Snowball Earth: The Scottish Evidence
In this talk, we will step onto a geological time machine, to examine evidence for the most extreme climate change in our planet’s history. The Garvellach Islands and Islay expose a magnificent section of the Port Askaig Formation deposited some 700 million years ago at a time of extreme world-wide glaciation ('Snowball Earth'). These rocks contain an extraordinary number of glacial features and record the onset of the glaciation defining the start of the Cryogenian Period of the Precambrian. Life as we know it today radiated out from the very few survivors of this global climatic Armageddon.
Royal Philosophical Society of Glasgow 223rd Annual Lecture Series
Date: Wednesday 08 January 2025
Time: 19:30 - 21:00
Venue: Sir Charles Wilson Building LT 201
Category: Public lectures
Speaker: David Webster
David is a geologist who juggles his time between Glasgow and Islay.
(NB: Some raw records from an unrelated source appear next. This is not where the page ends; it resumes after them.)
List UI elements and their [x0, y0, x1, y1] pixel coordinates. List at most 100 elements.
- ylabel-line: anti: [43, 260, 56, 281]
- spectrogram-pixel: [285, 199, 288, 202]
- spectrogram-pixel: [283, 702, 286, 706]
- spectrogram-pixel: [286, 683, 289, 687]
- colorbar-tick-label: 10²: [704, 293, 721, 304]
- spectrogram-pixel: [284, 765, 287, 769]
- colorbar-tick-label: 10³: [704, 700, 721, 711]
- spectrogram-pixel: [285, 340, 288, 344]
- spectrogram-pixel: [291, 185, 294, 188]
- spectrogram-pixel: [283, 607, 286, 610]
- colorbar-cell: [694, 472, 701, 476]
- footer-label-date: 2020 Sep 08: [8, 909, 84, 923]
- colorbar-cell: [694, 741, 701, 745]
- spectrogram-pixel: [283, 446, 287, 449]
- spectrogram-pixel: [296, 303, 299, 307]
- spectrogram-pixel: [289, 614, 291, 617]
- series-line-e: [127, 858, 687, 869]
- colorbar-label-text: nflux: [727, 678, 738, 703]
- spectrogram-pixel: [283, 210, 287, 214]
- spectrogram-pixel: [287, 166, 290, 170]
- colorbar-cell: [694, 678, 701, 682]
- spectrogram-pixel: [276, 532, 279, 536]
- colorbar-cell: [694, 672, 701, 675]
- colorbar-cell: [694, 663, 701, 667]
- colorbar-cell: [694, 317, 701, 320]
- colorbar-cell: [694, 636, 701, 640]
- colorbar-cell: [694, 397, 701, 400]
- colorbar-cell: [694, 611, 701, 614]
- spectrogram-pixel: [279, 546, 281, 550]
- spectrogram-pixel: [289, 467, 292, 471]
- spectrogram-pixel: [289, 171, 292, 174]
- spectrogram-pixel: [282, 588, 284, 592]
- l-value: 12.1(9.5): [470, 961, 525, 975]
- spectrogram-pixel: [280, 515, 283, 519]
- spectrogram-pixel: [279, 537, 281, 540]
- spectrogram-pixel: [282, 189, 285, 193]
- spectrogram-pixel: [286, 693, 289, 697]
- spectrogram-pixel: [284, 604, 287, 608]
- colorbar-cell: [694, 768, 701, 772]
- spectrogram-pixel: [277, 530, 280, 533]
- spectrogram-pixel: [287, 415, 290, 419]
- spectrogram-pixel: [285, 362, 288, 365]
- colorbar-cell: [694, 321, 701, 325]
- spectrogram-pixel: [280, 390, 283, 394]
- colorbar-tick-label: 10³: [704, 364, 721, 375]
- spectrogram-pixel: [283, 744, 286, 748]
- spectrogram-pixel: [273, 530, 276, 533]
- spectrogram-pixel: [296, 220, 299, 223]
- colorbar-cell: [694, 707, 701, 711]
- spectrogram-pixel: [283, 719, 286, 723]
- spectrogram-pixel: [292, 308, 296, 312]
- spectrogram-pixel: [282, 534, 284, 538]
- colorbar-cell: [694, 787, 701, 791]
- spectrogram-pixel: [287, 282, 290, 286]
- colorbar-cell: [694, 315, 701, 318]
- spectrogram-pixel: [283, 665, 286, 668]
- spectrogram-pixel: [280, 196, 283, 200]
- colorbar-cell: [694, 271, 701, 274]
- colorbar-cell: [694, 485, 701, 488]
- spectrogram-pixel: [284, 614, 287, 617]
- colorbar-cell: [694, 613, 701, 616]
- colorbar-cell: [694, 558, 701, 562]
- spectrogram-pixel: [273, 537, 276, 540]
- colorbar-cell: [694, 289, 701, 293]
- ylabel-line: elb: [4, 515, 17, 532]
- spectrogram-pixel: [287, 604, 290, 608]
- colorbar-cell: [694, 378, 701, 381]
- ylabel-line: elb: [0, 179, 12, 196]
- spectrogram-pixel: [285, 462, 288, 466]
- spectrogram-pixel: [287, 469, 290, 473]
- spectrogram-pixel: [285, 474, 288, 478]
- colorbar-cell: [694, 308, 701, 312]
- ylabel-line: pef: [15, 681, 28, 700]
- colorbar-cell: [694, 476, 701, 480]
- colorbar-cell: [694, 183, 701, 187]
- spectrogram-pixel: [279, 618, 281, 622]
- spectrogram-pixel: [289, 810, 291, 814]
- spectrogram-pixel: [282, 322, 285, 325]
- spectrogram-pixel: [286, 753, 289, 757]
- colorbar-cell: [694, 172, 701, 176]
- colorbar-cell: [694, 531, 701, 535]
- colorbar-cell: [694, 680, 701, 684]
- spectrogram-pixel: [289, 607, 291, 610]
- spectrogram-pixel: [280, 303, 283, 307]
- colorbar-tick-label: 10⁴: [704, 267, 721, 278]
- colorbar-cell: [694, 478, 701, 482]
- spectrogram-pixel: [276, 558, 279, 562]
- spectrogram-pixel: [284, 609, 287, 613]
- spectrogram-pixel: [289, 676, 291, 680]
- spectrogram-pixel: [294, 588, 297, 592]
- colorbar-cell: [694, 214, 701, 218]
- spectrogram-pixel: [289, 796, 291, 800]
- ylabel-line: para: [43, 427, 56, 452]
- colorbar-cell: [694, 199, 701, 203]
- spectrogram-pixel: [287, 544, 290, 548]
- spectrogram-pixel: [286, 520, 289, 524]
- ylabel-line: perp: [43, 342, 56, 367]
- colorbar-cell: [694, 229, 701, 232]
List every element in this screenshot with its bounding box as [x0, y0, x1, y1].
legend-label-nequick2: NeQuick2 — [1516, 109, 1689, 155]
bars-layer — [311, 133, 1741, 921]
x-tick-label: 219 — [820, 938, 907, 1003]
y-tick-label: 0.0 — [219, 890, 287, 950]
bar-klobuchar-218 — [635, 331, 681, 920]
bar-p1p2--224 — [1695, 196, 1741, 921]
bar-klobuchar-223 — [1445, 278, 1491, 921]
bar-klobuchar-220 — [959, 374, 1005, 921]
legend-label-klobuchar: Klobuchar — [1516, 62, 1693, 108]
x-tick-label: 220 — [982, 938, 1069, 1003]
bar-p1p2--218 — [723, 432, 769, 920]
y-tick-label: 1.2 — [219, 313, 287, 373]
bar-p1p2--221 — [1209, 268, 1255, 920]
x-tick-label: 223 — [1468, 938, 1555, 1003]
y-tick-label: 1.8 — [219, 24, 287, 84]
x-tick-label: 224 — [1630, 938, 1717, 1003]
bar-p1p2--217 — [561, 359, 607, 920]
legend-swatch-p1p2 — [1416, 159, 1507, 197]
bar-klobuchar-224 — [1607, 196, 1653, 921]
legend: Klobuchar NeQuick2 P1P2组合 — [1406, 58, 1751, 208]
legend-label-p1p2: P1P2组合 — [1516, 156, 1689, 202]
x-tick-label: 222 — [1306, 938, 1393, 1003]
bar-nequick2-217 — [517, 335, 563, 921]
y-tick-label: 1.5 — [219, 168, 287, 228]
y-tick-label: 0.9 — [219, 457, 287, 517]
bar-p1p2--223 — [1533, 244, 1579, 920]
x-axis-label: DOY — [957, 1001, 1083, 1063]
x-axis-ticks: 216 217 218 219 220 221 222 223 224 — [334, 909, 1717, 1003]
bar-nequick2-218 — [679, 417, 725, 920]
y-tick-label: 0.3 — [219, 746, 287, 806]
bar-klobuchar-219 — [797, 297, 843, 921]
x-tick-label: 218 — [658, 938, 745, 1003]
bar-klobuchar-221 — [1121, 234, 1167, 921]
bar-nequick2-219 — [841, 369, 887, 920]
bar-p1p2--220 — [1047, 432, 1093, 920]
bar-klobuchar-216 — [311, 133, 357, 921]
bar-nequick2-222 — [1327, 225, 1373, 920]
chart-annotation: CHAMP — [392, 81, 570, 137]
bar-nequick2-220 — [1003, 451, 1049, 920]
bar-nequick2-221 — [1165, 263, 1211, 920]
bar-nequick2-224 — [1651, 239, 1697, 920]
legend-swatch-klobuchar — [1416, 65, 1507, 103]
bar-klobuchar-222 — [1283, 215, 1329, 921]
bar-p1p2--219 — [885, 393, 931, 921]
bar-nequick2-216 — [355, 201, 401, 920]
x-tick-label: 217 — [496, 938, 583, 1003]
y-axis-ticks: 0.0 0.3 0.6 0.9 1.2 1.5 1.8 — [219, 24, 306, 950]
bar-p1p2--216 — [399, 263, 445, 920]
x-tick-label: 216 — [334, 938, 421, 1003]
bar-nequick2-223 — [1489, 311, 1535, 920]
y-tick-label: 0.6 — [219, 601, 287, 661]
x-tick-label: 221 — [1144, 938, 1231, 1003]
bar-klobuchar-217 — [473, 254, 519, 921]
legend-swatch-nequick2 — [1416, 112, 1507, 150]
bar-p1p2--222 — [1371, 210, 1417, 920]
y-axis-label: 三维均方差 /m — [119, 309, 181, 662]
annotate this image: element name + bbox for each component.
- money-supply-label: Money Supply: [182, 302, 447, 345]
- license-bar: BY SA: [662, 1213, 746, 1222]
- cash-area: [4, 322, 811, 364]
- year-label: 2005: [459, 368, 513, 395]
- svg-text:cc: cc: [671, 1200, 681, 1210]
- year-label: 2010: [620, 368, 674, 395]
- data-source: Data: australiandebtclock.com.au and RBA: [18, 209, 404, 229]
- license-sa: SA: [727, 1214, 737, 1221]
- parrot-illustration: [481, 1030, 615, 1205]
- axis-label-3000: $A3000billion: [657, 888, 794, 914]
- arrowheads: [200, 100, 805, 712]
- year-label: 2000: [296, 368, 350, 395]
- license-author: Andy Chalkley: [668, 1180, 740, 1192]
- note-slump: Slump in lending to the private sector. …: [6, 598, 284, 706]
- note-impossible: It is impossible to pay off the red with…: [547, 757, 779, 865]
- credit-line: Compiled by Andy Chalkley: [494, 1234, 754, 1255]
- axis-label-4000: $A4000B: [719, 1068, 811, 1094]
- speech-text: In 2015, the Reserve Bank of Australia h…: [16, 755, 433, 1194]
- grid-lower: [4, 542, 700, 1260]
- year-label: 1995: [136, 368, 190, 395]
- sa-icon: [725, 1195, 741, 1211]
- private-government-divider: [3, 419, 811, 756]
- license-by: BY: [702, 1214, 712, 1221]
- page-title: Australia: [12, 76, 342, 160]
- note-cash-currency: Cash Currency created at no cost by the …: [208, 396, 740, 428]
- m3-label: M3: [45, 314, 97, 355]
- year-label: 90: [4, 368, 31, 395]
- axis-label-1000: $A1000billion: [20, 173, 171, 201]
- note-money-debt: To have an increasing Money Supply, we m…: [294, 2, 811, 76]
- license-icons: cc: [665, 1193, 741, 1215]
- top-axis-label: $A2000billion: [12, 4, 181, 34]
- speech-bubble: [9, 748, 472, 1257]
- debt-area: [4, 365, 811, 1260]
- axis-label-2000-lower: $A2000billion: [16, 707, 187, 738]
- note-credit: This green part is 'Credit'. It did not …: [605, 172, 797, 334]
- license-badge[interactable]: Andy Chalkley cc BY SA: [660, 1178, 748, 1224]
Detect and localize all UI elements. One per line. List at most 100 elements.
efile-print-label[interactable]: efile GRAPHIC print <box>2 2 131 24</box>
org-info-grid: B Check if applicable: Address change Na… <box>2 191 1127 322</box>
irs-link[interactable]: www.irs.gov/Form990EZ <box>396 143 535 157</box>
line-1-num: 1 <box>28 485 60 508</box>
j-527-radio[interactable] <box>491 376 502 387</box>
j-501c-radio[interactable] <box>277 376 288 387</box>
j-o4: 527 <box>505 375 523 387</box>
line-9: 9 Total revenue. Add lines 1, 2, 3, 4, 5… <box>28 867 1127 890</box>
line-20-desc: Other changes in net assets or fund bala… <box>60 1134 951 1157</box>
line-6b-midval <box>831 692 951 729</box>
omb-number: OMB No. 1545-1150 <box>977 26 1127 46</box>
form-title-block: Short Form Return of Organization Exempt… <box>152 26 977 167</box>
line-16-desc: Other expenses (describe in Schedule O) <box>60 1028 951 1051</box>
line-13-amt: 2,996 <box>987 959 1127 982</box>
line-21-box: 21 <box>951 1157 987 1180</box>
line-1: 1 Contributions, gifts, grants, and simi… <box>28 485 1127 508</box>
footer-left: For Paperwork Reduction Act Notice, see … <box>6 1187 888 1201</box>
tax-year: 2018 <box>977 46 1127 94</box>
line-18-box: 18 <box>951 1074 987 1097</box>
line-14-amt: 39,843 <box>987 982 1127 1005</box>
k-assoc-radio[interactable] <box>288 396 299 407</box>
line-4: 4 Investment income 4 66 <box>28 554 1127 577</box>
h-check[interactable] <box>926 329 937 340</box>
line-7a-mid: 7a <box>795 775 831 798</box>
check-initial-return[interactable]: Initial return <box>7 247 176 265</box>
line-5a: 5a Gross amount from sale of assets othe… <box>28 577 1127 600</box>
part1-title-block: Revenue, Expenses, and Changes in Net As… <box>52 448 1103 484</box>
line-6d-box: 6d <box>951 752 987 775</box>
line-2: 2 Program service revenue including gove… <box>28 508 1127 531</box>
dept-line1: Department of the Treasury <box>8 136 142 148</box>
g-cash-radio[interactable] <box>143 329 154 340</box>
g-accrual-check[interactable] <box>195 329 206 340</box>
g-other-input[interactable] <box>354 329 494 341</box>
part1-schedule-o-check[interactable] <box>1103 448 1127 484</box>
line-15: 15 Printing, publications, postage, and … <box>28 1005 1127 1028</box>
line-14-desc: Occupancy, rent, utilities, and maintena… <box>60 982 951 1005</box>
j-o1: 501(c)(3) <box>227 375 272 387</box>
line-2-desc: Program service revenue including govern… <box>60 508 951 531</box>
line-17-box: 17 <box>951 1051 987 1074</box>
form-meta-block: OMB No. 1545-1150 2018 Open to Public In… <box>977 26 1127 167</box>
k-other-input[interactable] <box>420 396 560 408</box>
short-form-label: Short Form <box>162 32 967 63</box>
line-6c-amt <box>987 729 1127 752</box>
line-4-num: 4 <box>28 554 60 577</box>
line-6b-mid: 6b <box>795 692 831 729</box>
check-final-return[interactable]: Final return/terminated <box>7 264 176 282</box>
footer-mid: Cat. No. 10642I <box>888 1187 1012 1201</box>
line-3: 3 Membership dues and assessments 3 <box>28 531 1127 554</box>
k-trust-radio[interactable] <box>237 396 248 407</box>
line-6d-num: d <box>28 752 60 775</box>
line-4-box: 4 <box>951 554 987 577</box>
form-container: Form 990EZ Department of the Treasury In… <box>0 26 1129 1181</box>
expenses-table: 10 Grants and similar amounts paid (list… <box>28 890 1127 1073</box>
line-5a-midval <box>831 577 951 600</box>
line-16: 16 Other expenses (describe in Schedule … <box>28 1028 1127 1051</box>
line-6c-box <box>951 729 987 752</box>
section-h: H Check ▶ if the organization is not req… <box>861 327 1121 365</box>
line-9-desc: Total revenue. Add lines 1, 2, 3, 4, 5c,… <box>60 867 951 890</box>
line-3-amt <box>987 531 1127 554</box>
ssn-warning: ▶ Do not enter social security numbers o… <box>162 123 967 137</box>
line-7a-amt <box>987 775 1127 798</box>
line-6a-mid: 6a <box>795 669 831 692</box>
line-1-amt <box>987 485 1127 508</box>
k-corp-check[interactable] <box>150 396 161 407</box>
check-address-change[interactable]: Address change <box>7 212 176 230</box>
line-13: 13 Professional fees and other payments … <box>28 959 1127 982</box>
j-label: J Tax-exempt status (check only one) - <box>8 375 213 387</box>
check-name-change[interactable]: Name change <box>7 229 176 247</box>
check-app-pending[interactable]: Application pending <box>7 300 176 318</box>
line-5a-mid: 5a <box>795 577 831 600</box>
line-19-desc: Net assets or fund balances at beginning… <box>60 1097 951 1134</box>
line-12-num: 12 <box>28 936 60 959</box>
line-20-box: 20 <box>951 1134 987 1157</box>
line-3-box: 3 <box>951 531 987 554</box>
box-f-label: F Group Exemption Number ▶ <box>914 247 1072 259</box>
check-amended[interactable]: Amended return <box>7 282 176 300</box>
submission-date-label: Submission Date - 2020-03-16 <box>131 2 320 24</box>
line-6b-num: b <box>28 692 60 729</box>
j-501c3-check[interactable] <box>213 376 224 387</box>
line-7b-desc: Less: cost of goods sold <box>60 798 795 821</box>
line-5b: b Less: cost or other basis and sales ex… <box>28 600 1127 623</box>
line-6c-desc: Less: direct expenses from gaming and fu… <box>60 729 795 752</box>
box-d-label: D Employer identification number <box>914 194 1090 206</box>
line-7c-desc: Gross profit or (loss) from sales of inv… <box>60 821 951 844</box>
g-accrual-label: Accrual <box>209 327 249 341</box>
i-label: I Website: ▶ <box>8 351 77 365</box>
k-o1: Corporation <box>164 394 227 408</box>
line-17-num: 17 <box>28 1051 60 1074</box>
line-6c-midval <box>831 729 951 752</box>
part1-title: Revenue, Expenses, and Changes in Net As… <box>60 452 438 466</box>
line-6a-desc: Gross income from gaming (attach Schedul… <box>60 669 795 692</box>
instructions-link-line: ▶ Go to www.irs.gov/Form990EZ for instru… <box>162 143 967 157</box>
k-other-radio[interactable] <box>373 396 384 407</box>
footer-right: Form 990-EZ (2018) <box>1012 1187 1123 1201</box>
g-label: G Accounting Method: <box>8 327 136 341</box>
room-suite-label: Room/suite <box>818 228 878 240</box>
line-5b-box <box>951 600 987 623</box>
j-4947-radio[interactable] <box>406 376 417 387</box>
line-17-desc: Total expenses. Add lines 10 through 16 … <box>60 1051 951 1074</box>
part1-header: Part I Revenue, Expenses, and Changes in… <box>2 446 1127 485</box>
He graduated from Oxford University in 1976 and in later life did a Master's degree in environmental management at Strathclyde University and also an MSc. on aspects of the geology of Islay at Stockholm University. He is a member of an active multi-disciplinary team researching this ancient glaciation in Scotland. He has written guidebooks to the geology of Islay, Jura and Colonsay and he is currently the Secretary of the Geological Society of Glasgow and a Board Member of the Fossil Grove Trust.
Please note, this is a change of speaker previously listed on the Royal Philosophical Society of Glasgow website due to the previously arranged speaker being unable to come to Glasgow).